Meat producers warn they face 'catastrophe' if there's no deal
Irish meat processors have issued a warning of the "catastrophic" impact a no-deal Brexit would have on the sector.
In a document submitted to members of the Oireachtas Agriculture Committee, Meat Industry Ireland (MII) warned of a hard Brexit and the potential imposition of very high tariffs on trade with the UK.
This, together with additional transport costs, delays at borders, disruptions to logistics, as well as unforeseen threats arising from potential regulatory divergence, will present a massive challenge for the sector.
"A no-deal (hard) Brexit outcome would be catastrophic for Irish agriculture and our food export business," the organisation said.
"The impact on EU markets will be immediate, with surplus product being exported onto already well-supplied markets resulting in a price collapse."
MII warned it is inevitable that producer prices will fall as a direct result of the loss of UK market share.
"In an oversupplied market of the scale envisaged, processing companies will quickly examine and respond to the new market circumstances while taking steps to bring operational capability into line with new market realities.
"With a sudden and significant reduction in access to the UK market, plant closures or restricted operations should be anticipated," it added.
Furthermore, it warned that there is a real and present danger of the UK concluding trade arrangements with other international suppliers, which would result in Ireland's strong position as a dominant player in the UK market being permanently damaged.
The Oireachtas Agriculture Committee has recommended that physical customs infrastructure be developed to ensure there is no disruption to the current smooth flow of goods and that consideration be given to supplementing CAP funding from the Exchequer for the proposed CAP 2020.
MII said a hard-Brexit scenario will necessitate the introduction of an array of EU crisis measures, which would be needed quickly and of necessity to remain in place until the EU market disturbance has been stabilised over the medium term.
Such measures should include supports that remain as options in EU legislation, but have seldom been used since the 2003 CAP reform.
Meanwhile, it said the Irish meat industry sends in the region of 320 refrigerated trucks of meat to continental EU markets from Sweden in the north to Italy in the south.
"Approximately 11pc of these trucks are shipped directly from Ireland to an EU port.
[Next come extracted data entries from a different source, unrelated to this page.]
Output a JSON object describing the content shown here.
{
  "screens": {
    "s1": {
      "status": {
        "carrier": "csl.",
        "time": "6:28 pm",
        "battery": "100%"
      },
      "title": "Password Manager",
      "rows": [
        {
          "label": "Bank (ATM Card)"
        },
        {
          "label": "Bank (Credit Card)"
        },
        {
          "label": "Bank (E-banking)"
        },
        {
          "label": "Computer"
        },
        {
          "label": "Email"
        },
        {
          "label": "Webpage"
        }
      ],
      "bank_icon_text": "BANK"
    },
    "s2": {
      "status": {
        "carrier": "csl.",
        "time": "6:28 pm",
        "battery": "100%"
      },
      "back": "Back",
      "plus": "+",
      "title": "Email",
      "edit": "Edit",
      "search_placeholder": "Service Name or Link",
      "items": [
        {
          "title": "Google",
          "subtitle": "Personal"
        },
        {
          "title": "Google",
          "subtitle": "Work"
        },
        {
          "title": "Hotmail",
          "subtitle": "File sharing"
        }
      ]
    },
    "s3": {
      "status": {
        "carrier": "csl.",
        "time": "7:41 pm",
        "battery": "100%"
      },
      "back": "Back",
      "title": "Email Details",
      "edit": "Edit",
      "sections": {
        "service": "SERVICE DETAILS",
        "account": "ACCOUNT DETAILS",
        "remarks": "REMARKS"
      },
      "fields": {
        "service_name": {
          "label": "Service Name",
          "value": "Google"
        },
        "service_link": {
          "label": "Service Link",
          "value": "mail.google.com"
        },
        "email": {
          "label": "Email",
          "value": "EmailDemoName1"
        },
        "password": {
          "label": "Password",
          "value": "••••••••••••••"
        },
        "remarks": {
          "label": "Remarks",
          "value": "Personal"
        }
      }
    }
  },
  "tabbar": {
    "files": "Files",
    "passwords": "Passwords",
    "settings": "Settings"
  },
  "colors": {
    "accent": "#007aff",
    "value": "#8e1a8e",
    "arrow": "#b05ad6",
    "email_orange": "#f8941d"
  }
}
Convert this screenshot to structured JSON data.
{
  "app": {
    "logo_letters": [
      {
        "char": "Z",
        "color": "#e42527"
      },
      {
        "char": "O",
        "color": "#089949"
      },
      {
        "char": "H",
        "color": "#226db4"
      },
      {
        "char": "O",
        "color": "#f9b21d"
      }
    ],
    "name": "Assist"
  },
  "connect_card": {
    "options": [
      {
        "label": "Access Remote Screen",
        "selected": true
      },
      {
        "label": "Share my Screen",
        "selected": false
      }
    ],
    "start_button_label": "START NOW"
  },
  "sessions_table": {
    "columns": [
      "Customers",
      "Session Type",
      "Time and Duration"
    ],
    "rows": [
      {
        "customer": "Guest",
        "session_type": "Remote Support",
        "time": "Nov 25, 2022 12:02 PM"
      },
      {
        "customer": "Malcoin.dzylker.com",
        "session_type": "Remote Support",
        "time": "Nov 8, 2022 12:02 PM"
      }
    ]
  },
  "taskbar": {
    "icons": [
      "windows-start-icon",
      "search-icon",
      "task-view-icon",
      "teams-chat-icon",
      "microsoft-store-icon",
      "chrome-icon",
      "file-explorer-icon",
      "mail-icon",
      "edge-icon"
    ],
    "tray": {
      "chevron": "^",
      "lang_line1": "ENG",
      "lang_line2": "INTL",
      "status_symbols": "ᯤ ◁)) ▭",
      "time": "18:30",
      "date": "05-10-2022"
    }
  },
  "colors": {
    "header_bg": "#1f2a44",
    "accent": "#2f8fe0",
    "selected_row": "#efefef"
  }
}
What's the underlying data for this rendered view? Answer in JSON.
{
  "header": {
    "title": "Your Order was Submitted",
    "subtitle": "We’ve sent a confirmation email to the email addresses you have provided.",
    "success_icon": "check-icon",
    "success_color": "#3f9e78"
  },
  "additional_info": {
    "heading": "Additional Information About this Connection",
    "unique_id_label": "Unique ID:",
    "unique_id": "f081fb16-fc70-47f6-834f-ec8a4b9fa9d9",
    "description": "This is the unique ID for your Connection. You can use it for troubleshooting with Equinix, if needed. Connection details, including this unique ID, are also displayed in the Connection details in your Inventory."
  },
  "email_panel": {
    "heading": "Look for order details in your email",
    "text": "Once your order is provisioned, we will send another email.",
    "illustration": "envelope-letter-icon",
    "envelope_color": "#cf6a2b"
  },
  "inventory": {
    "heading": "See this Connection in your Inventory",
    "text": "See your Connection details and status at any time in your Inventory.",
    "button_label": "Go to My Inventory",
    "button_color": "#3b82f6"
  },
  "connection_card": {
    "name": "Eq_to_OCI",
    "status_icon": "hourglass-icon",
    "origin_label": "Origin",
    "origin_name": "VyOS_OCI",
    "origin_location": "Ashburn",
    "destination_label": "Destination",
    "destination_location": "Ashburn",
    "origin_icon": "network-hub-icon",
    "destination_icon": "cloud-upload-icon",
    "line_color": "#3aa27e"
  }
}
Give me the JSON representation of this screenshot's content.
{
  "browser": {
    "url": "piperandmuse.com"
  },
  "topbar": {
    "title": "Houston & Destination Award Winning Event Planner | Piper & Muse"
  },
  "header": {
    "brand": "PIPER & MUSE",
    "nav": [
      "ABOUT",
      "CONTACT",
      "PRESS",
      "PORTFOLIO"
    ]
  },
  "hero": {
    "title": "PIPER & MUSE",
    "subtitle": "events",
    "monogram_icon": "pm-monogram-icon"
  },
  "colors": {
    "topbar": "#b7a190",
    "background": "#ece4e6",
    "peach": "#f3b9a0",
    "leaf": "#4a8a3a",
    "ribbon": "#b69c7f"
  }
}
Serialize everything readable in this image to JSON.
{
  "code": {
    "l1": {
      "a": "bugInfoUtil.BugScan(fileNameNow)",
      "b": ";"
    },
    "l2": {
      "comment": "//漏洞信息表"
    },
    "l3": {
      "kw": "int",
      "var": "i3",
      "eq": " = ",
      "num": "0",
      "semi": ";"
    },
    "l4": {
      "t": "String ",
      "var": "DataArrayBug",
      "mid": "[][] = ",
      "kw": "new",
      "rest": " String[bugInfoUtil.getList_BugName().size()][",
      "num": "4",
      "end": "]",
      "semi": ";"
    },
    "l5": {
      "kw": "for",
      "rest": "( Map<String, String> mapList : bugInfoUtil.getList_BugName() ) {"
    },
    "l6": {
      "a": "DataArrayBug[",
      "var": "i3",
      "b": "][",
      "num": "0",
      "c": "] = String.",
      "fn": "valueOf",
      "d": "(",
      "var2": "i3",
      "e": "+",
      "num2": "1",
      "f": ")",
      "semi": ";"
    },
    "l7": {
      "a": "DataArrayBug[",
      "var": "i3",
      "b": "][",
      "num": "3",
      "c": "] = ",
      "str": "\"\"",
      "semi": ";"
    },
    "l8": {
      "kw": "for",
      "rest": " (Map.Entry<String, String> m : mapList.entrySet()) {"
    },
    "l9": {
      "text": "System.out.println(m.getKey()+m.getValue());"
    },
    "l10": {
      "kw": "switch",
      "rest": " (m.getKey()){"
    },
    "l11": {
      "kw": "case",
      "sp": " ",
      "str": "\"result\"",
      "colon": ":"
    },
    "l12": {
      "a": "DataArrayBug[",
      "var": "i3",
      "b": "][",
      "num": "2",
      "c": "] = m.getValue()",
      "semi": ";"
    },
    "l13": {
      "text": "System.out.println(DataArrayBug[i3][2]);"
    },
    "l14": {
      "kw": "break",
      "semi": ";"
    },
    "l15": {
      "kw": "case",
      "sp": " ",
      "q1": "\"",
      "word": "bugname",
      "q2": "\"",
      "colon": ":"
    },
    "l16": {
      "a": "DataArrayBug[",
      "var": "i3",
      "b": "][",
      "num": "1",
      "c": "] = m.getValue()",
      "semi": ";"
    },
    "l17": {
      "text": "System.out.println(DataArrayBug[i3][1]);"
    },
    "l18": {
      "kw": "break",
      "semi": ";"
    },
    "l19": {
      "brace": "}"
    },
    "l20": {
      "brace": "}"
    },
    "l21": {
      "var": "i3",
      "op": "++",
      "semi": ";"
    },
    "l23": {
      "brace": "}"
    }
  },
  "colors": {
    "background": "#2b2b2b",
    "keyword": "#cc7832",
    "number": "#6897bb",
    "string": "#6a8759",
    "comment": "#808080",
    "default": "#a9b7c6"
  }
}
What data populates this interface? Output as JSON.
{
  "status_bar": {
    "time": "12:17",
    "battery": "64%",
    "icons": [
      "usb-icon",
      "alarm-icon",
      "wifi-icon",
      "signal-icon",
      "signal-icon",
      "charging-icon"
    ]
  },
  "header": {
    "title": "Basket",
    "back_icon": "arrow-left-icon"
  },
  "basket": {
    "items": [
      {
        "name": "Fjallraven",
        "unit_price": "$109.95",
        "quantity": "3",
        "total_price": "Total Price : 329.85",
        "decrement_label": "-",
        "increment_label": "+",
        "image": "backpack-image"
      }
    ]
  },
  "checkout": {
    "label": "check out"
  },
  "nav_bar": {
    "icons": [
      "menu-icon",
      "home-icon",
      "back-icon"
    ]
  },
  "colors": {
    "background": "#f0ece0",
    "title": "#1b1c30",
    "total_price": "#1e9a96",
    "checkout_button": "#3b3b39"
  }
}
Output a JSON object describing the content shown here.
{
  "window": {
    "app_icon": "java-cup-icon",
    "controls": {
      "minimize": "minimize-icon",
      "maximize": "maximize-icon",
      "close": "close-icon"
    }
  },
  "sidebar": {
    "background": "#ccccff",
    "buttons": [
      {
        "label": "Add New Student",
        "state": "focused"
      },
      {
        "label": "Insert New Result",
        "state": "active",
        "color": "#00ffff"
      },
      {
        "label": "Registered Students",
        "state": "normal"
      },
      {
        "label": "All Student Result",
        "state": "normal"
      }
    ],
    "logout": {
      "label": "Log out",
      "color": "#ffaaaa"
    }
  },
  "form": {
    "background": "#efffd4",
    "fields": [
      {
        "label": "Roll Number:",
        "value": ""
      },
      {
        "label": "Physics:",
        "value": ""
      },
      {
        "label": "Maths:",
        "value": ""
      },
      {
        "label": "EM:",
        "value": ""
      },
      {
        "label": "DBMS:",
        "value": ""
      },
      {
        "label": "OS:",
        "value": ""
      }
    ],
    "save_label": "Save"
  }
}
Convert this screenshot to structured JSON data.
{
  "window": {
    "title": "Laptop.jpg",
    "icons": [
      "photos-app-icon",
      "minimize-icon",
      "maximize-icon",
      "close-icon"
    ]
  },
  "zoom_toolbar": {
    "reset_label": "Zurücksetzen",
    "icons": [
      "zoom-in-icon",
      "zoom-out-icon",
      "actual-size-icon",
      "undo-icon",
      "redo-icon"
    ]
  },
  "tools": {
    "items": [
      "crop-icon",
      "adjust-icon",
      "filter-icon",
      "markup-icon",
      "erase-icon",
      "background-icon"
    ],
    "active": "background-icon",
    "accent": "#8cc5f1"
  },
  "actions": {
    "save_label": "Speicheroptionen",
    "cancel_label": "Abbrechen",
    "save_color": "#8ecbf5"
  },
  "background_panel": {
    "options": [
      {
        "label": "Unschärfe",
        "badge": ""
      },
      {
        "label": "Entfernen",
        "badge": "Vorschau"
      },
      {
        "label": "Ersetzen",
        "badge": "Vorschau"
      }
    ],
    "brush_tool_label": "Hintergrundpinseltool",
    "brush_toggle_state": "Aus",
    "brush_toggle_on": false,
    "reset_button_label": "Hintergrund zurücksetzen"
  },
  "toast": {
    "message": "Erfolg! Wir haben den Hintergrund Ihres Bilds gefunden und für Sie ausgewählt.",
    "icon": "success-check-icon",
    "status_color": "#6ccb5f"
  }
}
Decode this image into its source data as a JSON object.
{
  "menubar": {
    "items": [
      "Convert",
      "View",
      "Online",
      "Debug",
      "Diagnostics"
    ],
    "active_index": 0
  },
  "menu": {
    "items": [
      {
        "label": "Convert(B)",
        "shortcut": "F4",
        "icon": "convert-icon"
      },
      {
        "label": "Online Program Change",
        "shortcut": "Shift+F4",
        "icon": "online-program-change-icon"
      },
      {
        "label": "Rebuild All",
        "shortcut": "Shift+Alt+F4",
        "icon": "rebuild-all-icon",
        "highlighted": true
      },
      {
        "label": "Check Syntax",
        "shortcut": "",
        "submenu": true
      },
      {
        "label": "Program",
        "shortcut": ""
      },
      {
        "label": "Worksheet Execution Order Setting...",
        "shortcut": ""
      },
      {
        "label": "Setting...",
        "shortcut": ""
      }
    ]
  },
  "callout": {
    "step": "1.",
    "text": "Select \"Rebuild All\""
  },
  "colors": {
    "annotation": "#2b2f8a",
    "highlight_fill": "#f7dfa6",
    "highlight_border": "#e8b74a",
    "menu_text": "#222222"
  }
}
The clear majority, 89pc, of consignments use the UK transit land-bridge.
"The risk of losing the land-bridge as the main means of transit would carry enormous risks, distinct and separate from the fact that alternative routes would take time to be properly developed and involve significant infrastructural adjustments.
"It would result in increased costs, longer journey times to market, reduced shelf-life, increased stock carrying requirements and serious disruption to a just-in-time fresh food delivery system that has evolved over the years and which is crucial to holding onto customers," it said.